Zentrale Verarbeitung von Hörinformation

Wir interessieren uns für die Verarbeitung auditorischer Information in den Funktionsschleifen frontaler Gehirnregionen und wie diese mit der zentralen Hörbahn zusammenwirken. Ableitungen bei Patienten mit implantierten Elektroden zur tiefen Hirnstimulation zeigten, dass Informationen während eines auditorischen Oddball-Paradigmas und eines Sprachverarbeitungsparadigmas bereits in subkortikalen Hirnarealen verarbeitet werden.
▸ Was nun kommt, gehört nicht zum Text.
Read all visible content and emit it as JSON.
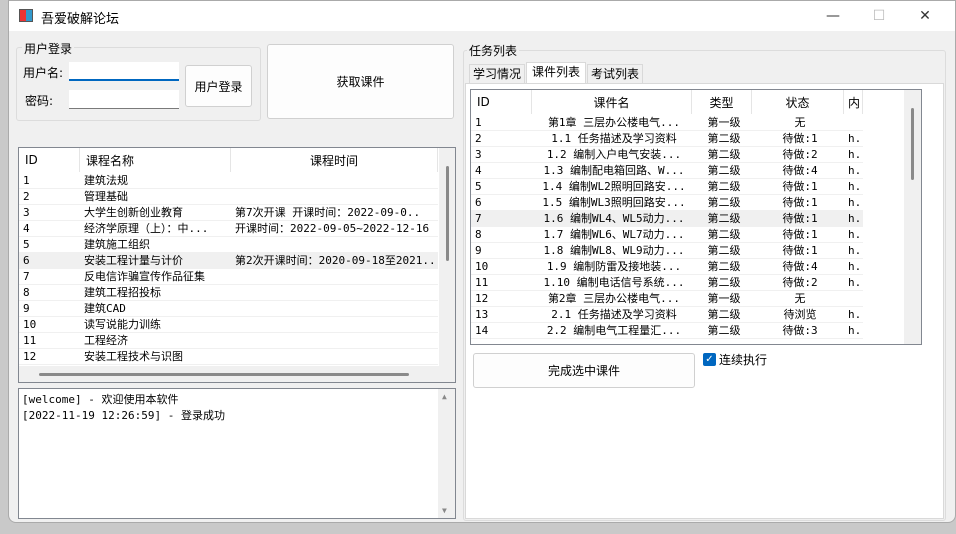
{
  "window": {
    "title": "吾爱破解论坛",
    "minimize": "—",
    "maximize": "☐",
    "close": "✕"
  },
  "login": {
    "group_title": "用户登录",
    "username_label": "用户名:",
    "username_value": "",
    "password_label": "密码:",
    "password_value": "",
    "login_button": "用户登录"
  },
  "fetch_button": "获取课件",
  "courses": {
    "headers": [
      "ID",
      "课程名称",
      "课程时间"
    ],
    "rows": [
      [
        "1",
        "建筑法规",
        ""
      ],
      [
        "2",
        "管理基础",
        ""
      ],
      [
        "3",
        "大学生创新创业教育",
        "第7次开课    开课时间：2022-09-0.."
      ],
      [
        "4",
        "经济学原理（上）：中...",
        "  开课时间：2022-09-05~2022-12-16"
      ],
      [
        "5",
        "建筑施工组织",
        ""
      ],
      [
        "6",
        "安装工程计量与计价",
        "第2次开课时间：2020-09-18至2021.."
      ],
      [
        "7",
        "反电信诈骗宣传作品征集",
        ""
      ],
      [
        "8",
        "建筑工程招投标",
        ""
      ],
      [
        "9",
        "建筑CAD",
        ""
      ],
      [
        "10",
        "读写说能力训练",
        ""
      ],
      [
        "11",
        "工程经济",
        ""
      ],
      [
        "12",
        "安装工程技术与识图",
        ""
      ]
    ],
    "selected_index": 5
  },
  "log": {
    "lines": [
      "[welcome] - 欢迎使用本软件",
      "[2022-11-19 12:26:59] - 登录成功"
    ]
  },
  "tasks": {
    "group_title": "任务列表",
    "tabs": [
      "学习情况",
      "课件列表",
      "考试列表"
    ],
    "active_tab": 1,
    "headers": [
      "ID",
      "课件名",
      "类型",
      "状态",
      "内"
    ],
    "rows": [
      [
        "1",
        "第1章 三层办公楼电气...",
        "第一级",
        "无",
        ""
      ],
      [
        "2",
        " 1.1 任务描述及学习资料",
        "第二级",
        "待做:1",
        "h."
      ],
      [
        "3",
        "1.2 编制入户电气安装...",
        "第二级",
        "待做:2",
        "h."
      ],
      [
        "4",
        "1.3 编制配电箱回路、W...",
        "第二级",
        "待做:4",
        "h."
      ],
      [
        "5",
        "1.4 编制WL2照明回路安...",
        "第二级",
        "待做:1",
        "h."
      ],
      [
        "6",
        "1.5 编制WL3照明回路安...",
        "第二级",
        "待做:1",
        "h."
      ],
      [
        "7",
        "1.6 编制WL4、WL5动力...",
        "第二级",
        "待做:1",
        "h."
      ],
      [
        "8",
        "1.7 编制WL6、WL7动力...",
        "第二级",
        "待做:1",
        "h."
      ],
      [
        "9",
        "1.8 编制WL8、WL9动力...",
        "第二级",
        "待做:1",
        "h."
      ],
      [
        "10",
        "1.9 编制防雷及接地装...",
        "第二级",
        "待做:4",
        "h."
      ],
      [
        "11",
        "1.10 编制电话信号系统...",
        "第二级",
        "待做:2",
        "h."
      ],
      [
        "12",
        "第2章 三层办公楼电气...",
        "第一级",
        "无",
        ""
      ],
      [
        "13",
        " 2.1 任务描述及学习资料",
        "第二级",
        "待浏览",
        "h."
      ],
      [
        "14",
        "2.2 编制电气工程量汇...",
        "第二级",
        "待做:3",
        "h."
      ]
    ],
    "selected_index": 6
  },
  "complete_button": "完成选中课件",
  "continuous": {
    "label": "连续执行",
    "checked": true
  },
  "colors": {
    "accent": "#0067c0",
    "selection": "#f0f0f0"
  }
}
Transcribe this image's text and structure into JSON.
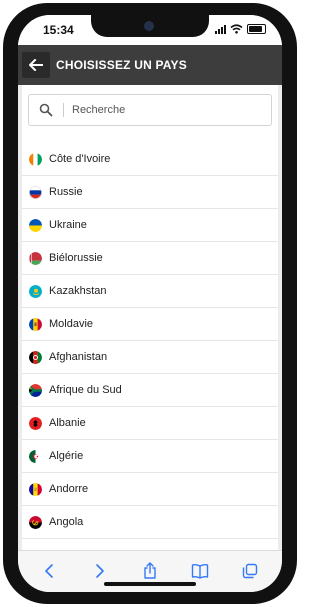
{
  "status_bar": {
    "time": "15:34"
  },
  "header": {
    "title": "CHOISISSEZ UN PAYS"
  },
  "search": {
    "placeholder": "Recherche"
  },
  "countries": [
    "Côte d'Ivoire",
    "Russie",
    "Ukraine",
    "Biélorussie",
    "Kazakhstan",
    "Moldavie",
    "Afghanistan",
    "Afrique du Sud",
    "Albanie",
    "Algérie",
    "Andorre",
    "Angola"
  ],
  "flag_colors": {
    "cote_divoire": [
      "#f77f00",
      "#ffffff",
      "#009e60"
    ],
    "russie": [
      "#ffffff",
      "#0039a6",
      "#d52b1e"
    ],
    "ukraine": [
      "#0057b7",
      "#ffd700"
    ],
    "bielorussie": [
      "#c8313e",
      "#4aa657"
    ],
    "kazakhstan": [
      "#00afca",
      "#fec50c"
    ],
    "moldavie": [
      "#0046ae",
      "#ffd200",
      "#cc092f"
    ],
    "afghanistan": [
      "#000000",
      "#d32011",
      "#007a36"
    ],
    "afrique_du_sud": [
      "#de3831",
      "#002395",
      "#007a4d",
      "#ffb612"
    ],
    "albanie": [
      "#e41e20",
      "#000000"
    ],
    "algerie": [
      "#006233",
      "#ffffff",
      "#d21034"
    ],
    "andorre": [
      "#10069f",
      "#fedd00",
      "#d50032"
    ],
    "angola": [
      "#cc092f",
      "#000000",
      "#ffcb00"
    ]
  },
  "browser_toolbar": {
    "icons": [
      "back-icon",
      "forward-icon",
      "share-icon",
      "bookmarks-icon",
      "tabs-icon"
    ],
    "accent": "#3478f6"
  }
}
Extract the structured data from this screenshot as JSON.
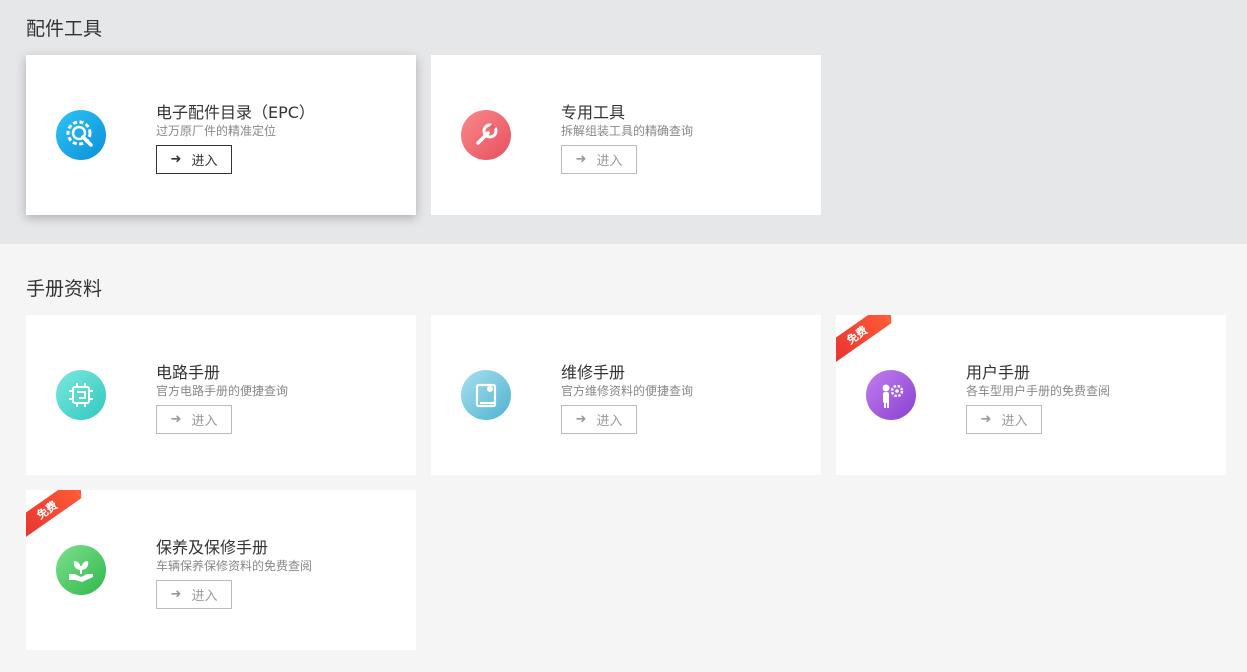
{
  "sections": [
    {
      "title": "配件工具"
    },
    {
      "title": "手册资料"
    }
  ],
  "cards": [
    {
      "title": "电子配件目录（EPC）",
      "desc": "过万原厂件的精准定位",
      "enter": "进入",
      "arrow": "➜",
      "icon": "gear-search-icon",
      "color": "#1aa3e8"
    },
    {
      "title": "专用工具",
      "desc": "拆解组装工具的精确查询",
      "enter": "进入",
      "arrow": "➜",
      "icon": "wrench-icon",
      "color": "#ef5b6a"
    },
    {
      "title": "电路手册",
      "desc": "官方电路手册的便捷查询",
      "enter": "进入",
      "arrow": "➜",
      "icon": "circuit-icon",
      "color": "#3fd3c4"
    },
    {
      "title": "维修手册",
      "desc": "官方维修资料的便捷查询",
      "enter": "进入",
      "arrow": "➜",
      "icon": "manual-book-icon",
      "color": "#5bbad5"
    },
    {
      "title": "用户手册",
      "desc": "各车型用户手册的免费查阅",
      "enter": "进入",
      "arrow": "➜",
      "icon": "user-gear-icon",
      "color": "#a056d8",
      "badge": "免费"
    },
    {
      "title": "保养及保修手册",
      "desc": "车辆保养保修资料的免费查阅",
      "enter": "进入",
      "arrow": "➜",
      "icon": "hand-leaf-icon",
      "color": "#3fc45a",
      "badge": "免费"
    }
  ]
}
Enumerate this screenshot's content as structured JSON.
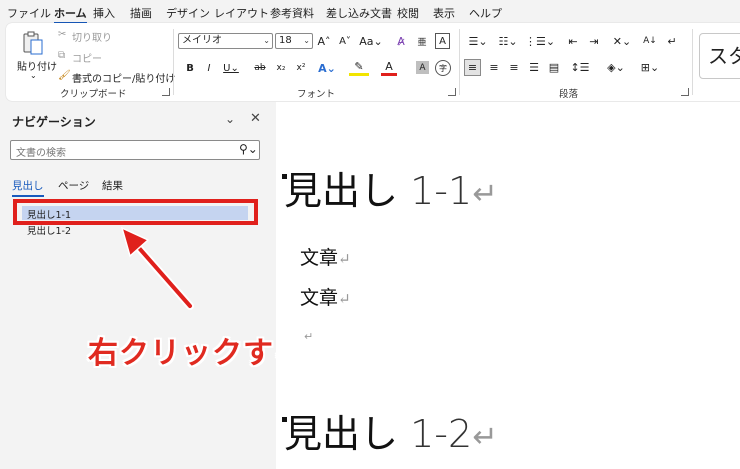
{
  "menu": {
    "tabs": [
      "ファイル",
      "ホーム",
      "挿入",
      "描画",
      "デザイン",
      "レイアウト",
      "参考資料",
      "差し込み文書",
      "校閲",
      "表示",
      "ヘルプ"
    ],
    "active": "ホーム"
  },
  "ribbon": {
    "clipboard": {
      "paste": "貼り付け",
      "cut": "切り取り",
      "copy": "コピー",
      "format_painter": "書式のコピー/貼り付け",
      "label": "クリップボード"
    },
    "font": {
      "family": "メイリオ",
      "size": "18",
      "label": "フォント"
    },
    "paragraph": {
      "label": "段落"
    },
    "styles": {
      "preview": "スタ"
    }
  },
  "nav": {
    "title": "ナビゲーション",
    "search_placeholder": "文書の検索",
    "tabs": [
      "見出し",
      "ページ",
      "結果"
    ],
    "headings": [
      "見出し1-1",
      "見出し1-2"
    ]
  },
  "annotation": {
    "callout": "右クリックする"
  },
  "document": {
    "heading1": "見出し",
    "heading1_num": "1-1",
    "para1": "文章",
    "para2": "文章",
    "heading2": "見出し",
    "heading2_num": "1-2"
  }
}
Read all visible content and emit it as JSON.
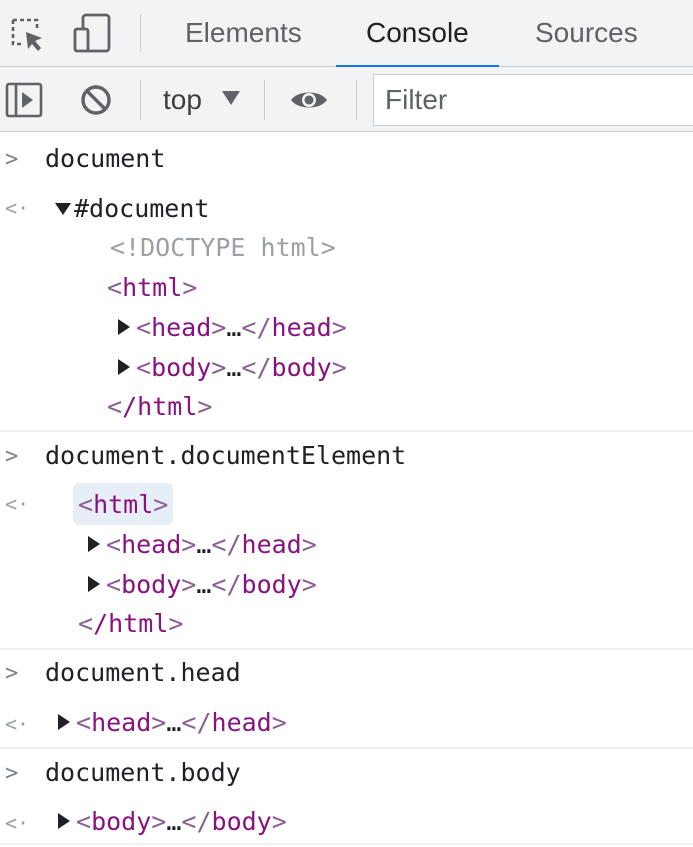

Verhaltensrelevante Signale werden von dort an übergeordnete kortikale Regionen weitergeleitet. Da bei Patienten neuronale Aktivität über implantierte Elektroden nur in medizinisch festgelegten Hirnregionen aufgezeichnet werden kann, haben wir ein auditorisches Oddball-Paradigma bei Ratten etabliert. Dieses umfasst einen Zielton, einen Distraktorton und einen Standardton unterschiedlicher Frequenzen. Die dabei gewonnenen neuronalen Daten zeigen, dass die evozierten Potenziale denen der Patienten vergleichbar sind. Derzeit nutzen wir das Oddball-Paradigma in einem Verhaltensansatz, um die optimale Stimulationsstrategie für zentrale Hörimplantate zu ermitteln.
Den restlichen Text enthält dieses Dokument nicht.